Pianiste d’exception, Rachmaninov nourrit une admiration profonde pour Chopin. C’est par référence aux vingt-quatre Préludes de ce dernier qu’il en laisse aussi vingt-quatre : 1892 pour le premier (le fameux Prélude en ut dièse mineur, si demandé du public que Rachmaninov le jouait à presque tous ses bis), puis les dix préludes de l’opus 23 terminés en 1903, enfin les préludes de l’opus 32 (1910). Études tableaux, Moments musicaux, Préludes, Variations sur un thème : Rachmaninov se sent plus à l’aise dans les cycles que dans la sonate, façon pour lui d’égrener le temps en moments individualisés. Chez Rachmaninov, le prélude est comme chez Chopin, une forme « qui ne prélude à rien d’autre qu’elle-même », mais là ou Scriabine en fait un instantané fugitif (parfois moins d’une minute), Rachmaninov développe davantage. Surtout, il y prolonge la tradition du piano romantique, héritage de Liszt et Rubinstein dont il est le dernier représentant. La virtuosité est puissante. Le piano carillonnant et les traits bondissants alternent avec la rêverie, la cantilène, l’élégie.

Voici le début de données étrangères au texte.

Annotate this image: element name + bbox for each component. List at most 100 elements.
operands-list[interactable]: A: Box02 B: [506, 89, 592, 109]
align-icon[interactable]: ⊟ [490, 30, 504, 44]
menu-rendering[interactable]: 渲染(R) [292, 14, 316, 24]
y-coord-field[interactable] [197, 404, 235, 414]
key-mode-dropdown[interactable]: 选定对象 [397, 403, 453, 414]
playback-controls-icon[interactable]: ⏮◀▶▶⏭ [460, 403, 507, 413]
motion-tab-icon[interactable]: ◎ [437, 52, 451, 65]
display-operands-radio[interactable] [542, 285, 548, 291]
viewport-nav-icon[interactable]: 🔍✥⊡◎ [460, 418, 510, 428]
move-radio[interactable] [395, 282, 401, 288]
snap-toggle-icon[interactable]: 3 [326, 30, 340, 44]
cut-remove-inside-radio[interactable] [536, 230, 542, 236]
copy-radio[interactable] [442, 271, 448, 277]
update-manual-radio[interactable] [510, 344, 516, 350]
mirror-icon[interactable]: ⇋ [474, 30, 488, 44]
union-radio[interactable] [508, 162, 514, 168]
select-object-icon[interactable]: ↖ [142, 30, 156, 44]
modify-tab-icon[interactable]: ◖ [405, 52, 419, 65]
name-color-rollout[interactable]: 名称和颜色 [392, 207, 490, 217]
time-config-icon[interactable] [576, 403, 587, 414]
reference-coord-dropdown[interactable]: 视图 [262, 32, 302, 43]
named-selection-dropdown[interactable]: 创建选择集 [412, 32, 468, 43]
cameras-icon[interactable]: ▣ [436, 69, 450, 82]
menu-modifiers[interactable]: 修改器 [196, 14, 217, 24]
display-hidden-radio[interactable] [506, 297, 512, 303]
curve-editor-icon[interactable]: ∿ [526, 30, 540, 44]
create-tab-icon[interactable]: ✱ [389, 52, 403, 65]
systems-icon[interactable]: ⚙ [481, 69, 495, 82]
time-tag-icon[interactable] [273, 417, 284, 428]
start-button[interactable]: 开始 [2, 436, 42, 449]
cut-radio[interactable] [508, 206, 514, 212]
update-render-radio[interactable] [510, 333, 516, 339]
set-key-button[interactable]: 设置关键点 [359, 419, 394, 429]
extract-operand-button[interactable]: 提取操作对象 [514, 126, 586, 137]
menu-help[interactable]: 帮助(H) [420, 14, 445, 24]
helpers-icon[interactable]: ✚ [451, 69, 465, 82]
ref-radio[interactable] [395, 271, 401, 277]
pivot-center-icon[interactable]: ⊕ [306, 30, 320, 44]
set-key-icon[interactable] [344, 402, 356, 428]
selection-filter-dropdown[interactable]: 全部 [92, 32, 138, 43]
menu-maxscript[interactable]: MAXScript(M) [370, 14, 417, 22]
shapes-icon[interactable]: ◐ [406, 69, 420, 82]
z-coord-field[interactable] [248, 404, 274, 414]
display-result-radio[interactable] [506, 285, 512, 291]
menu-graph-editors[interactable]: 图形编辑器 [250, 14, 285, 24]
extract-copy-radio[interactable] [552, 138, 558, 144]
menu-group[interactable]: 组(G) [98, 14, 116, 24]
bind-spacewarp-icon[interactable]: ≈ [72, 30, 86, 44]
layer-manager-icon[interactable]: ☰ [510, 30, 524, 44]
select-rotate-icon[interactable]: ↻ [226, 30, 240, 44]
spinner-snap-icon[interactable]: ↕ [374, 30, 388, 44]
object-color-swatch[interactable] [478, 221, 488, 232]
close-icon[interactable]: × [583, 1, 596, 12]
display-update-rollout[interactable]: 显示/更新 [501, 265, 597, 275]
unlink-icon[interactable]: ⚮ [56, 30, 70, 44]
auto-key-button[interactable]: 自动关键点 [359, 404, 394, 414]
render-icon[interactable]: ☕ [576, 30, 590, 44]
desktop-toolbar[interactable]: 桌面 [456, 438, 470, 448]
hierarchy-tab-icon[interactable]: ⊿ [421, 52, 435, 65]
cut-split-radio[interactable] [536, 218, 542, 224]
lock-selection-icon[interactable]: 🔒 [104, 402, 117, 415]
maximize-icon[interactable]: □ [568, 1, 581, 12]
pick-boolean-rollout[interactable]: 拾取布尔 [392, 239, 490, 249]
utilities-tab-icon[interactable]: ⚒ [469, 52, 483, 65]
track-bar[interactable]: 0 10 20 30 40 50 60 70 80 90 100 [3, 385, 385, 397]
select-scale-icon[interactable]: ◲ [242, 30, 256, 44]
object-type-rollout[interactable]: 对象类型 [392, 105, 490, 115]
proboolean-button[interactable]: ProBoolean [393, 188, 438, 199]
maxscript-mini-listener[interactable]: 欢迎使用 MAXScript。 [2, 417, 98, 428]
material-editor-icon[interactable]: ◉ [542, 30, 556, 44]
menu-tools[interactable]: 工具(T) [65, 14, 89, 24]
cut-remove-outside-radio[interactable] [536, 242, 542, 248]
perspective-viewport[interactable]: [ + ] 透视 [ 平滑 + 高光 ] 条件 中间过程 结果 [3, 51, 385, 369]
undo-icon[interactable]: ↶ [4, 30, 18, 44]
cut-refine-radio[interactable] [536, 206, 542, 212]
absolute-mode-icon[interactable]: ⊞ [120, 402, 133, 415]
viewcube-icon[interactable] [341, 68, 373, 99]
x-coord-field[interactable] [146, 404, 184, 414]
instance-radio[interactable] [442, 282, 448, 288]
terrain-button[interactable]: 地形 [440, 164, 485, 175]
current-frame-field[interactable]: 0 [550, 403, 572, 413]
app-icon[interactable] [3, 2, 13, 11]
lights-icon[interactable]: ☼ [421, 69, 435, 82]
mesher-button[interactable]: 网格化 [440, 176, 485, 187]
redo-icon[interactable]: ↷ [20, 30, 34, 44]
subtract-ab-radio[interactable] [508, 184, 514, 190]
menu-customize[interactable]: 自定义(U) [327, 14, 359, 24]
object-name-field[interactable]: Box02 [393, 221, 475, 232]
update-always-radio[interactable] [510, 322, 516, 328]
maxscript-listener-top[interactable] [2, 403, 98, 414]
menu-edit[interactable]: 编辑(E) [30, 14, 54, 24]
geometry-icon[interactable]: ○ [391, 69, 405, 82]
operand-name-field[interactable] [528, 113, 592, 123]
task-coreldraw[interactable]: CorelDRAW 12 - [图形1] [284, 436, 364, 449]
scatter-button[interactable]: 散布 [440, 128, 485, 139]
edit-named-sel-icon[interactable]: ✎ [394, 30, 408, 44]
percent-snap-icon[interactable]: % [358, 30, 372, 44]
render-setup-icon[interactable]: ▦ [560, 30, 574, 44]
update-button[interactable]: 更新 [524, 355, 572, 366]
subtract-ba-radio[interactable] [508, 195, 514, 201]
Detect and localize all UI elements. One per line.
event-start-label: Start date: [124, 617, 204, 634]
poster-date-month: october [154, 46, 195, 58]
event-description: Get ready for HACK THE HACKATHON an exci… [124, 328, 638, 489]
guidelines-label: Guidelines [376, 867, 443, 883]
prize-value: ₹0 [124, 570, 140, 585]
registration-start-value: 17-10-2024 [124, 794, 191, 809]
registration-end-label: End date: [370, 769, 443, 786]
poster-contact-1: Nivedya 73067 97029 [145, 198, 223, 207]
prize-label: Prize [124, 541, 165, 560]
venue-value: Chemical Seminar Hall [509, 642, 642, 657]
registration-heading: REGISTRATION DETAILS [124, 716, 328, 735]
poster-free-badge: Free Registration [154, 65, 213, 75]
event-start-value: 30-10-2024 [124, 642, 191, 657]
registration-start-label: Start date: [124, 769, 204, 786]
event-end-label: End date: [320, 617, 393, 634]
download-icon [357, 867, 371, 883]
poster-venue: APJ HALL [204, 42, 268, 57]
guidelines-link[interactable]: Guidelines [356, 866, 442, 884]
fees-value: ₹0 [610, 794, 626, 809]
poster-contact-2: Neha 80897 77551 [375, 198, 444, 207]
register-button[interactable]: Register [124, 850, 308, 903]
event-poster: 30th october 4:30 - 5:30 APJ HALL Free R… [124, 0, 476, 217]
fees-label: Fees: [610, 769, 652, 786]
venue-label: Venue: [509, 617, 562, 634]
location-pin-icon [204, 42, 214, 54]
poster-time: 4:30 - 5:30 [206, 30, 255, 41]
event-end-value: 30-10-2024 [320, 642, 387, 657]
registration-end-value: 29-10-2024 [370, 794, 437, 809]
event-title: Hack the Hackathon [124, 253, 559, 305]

Méconnu de son vivant, Vsévolod Zaderatski sort de l’ombre depuis quelques années, en particulier grâce au pianiste Jascha Nemtsov qui s’en est fait l’ambassadeur infatigable. Exact contemporain de Prokofiev, formé au Conservatoire de Moscou, Zaderatski combat dans l’Armée blanche pendant la guerre civile. La répression s’abat sur lui à deux reprises. En 1926, il est emprisonné et ses œuvres détruites. Libéré en 1928, il est arrêté à nouveau en 1937. C’est au goulag, dans un camp de travail de la Kolyma, qu’il compose ses Vingt-quatre Préludes et fugues : sans piano, en écrivant sur des formulaires de télégramme faute de papier. L’œuvre reprend la structure du Clavier bien tempéré de Bach : succession de préludes et fugues dans l’ordre naturel des tonalités, majeures et relatives mineures. L’ensemble est créé en 2014 au Conservatoire Tchaïkovski de Moscou où six pianistes se relaient pour interpréter les trois heures que dure la partition.

À l’opposé de Rachmaninov, le jeune Prokofiev ne ressent  aucune attirance pour le répertoire romantique. Ses camarades dans la classe de Mme Essipova, au Conservatoire de Saint-Pétersbourg, se rappelle des disputes mémorables entre l’élève et le professeur à ce sujet. Dès les années 1910, son écriture porte en germe le Prokofiev de la maturité : martèlement rythmique, lyrisme, sarcasme, dissonances tout en restant dans le discours tonal.

Le genre de la sonate l’accompagne cependant sa vie durant. La Deuxième, écrite en 1912, martèle avec jubilation les accords, tout particulièrement dans le Finale, mais la cantilène de l’Andante, comme l’épisode chantant du premier mouvement, font en même temps de cette sonate une page introspective et mystérieuse.

La Cinquième, la seule écrite pendant le séjour de Prokofiev à l’Ouest, est composée à Ettal (Alpes bavaroises) où le compositeur s’est installé afin de travailler à son opéra L’Ange de feu. Elle est modifiée par Prokofiev dans les derniers mois de sa vie (d’où le numéro d’opus 135, la première version étant pourvue du numéro 38), les modifications du compositeur affectant essentiellement le finale.
On n’y trouve plus de trépidation mais des tempos modérés et un lyrisme clair qui annonce celui des Sonatines de 1930 et 1931. Ludique en son deuxième mouvement au motif de valse piqué sur un accompagnement saccadé, la Cinquième est ailleurs souvent méditative, voire mystérieuse. Son charme tient à l’équilibre qui s’établit entre son classicisme, le chromatisme plus marqué que dans les sonates antérieures, et les dissonances du dernier mouvement.